Jacek Sasin przekonywał, że narracja, iż „podsłuchiwanie dziennikarzy było inicjatywą kilku funkcjonariuszy w Biurze Spraw Wewnętrznych” jest „marną tezą”, której nie da się bronić. Przypomniał, że BSW w Komendzie Głównej Policji powołano, aby śledziło nadużycia wewnątrz służby. W przekonaniu Sasina odpowiedzialność za podsłuchu znajduje się na poziomie „co najmniej ministra spraw wewnętrznych i przede wszystkim premiera – Donalda Tuska i Ewy Kopacz”.
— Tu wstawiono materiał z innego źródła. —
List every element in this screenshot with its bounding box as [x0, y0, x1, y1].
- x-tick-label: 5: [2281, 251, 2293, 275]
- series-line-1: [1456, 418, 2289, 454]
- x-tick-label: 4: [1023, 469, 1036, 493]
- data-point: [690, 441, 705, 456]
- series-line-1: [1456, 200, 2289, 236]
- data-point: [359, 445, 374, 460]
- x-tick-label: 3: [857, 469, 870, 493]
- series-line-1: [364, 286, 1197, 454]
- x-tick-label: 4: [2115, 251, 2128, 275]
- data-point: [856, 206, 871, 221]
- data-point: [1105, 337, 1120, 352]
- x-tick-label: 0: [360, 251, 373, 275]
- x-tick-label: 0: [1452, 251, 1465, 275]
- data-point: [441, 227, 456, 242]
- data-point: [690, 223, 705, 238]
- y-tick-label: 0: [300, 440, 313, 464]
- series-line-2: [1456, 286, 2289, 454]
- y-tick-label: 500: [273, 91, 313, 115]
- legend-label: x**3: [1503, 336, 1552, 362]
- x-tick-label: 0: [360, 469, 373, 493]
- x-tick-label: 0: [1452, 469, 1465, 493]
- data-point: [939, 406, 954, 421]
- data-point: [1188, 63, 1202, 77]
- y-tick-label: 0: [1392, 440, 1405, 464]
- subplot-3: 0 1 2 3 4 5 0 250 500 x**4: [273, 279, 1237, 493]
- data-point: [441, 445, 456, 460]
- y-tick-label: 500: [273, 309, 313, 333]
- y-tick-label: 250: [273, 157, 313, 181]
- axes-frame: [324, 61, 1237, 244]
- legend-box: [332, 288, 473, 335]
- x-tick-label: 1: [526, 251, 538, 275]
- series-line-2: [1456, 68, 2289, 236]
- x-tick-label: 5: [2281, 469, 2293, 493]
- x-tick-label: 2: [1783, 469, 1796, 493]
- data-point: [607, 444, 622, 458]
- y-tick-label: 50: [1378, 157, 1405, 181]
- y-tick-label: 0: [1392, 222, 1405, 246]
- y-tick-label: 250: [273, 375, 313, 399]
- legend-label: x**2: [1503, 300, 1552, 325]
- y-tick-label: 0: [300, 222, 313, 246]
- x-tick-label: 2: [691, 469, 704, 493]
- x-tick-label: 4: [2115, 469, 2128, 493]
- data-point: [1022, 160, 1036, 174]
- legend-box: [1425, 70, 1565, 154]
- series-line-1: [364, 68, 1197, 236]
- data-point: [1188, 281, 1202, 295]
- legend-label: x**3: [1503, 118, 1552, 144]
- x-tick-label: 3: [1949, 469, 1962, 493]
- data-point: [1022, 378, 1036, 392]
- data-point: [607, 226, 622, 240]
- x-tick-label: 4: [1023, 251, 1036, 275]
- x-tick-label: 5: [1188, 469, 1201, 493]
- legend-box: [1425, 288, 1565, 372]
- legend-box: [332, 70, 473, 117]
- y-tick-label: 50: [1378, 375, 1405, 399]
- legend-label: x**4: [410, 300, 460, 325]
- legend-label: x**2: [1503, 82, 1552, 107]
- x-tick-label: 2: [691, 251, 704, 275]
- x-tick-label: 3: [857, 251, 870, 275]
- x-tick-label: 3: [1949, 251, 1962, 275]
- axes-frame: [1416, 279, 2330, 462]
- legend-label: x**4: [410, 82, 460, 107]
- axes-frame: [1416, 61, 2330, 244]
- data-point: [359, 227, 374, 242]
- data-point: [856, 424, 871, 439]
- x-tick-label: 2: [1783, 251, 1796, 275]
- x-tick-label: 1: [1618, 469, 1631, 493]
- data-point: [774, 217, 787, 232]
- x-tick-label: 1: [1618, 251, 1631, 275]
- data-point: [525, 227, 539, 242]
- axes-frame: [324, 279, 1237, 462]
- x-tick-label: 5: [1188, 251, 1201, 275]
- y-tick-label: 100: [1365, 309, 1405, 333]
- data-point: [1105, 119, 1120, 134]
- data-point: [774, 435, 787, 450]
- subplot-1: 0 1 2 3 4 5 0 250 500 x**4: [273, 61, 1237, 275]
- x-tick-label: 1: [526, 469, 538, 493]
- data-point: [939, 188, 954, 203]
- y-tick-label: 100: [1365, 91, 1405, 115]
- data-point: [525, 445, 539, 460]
Z kolei Borys Budka przekonywał, że sprawę niezwłocznie powinna wyjaśnić prokuratura. Jeśli ktokolwiek zawinił, powinien zostać ukarany. Sugerowanie, jakoby to był wielki spisek rządowy, uważam za chybione – dodał.
Postępowania dyscyplinarne
W związku z podsłuchiwaniem dziennikarzy wszczęto siedem postępowań dyscyplinarnych wobec funkcjonariuszy Biura Spraw Wewnętrznych Komendy Głównej Policji, którzy mieli być zaangażowani w proceder, a także zmieniono kierownictwo komórki.
Audyt w policji
Komendant Główny Policji powołał specjalną grupę, której zadaniem będzie sprawdzenie, czy funkcjonariusze podsłuchiwali dziennikarzy zaangażowanych w ujawnienie taśm w tzw. aferze podsłuchowej. Prześwietlona miała zostać działalność Biura Spraw Wewnętrznych Komendy Głównej Policji. Do zadań specgrupy miało należeć sprawdzenie czy policjanci z Biura Spraw Wewnętrznych w ciągu ostatniego półtora roku podsłuchiwali dziennikarzy zaangażowanych w ujawnienie taśm w tzw. aferze podsłuchowej. Szczególny nacisk miał być postawiony na okres, kiedy Komendantem Głównym Policji był Marek Działoszyński, a ministrem spraw wewnętrznych Bartłomiej Sienkiewicz.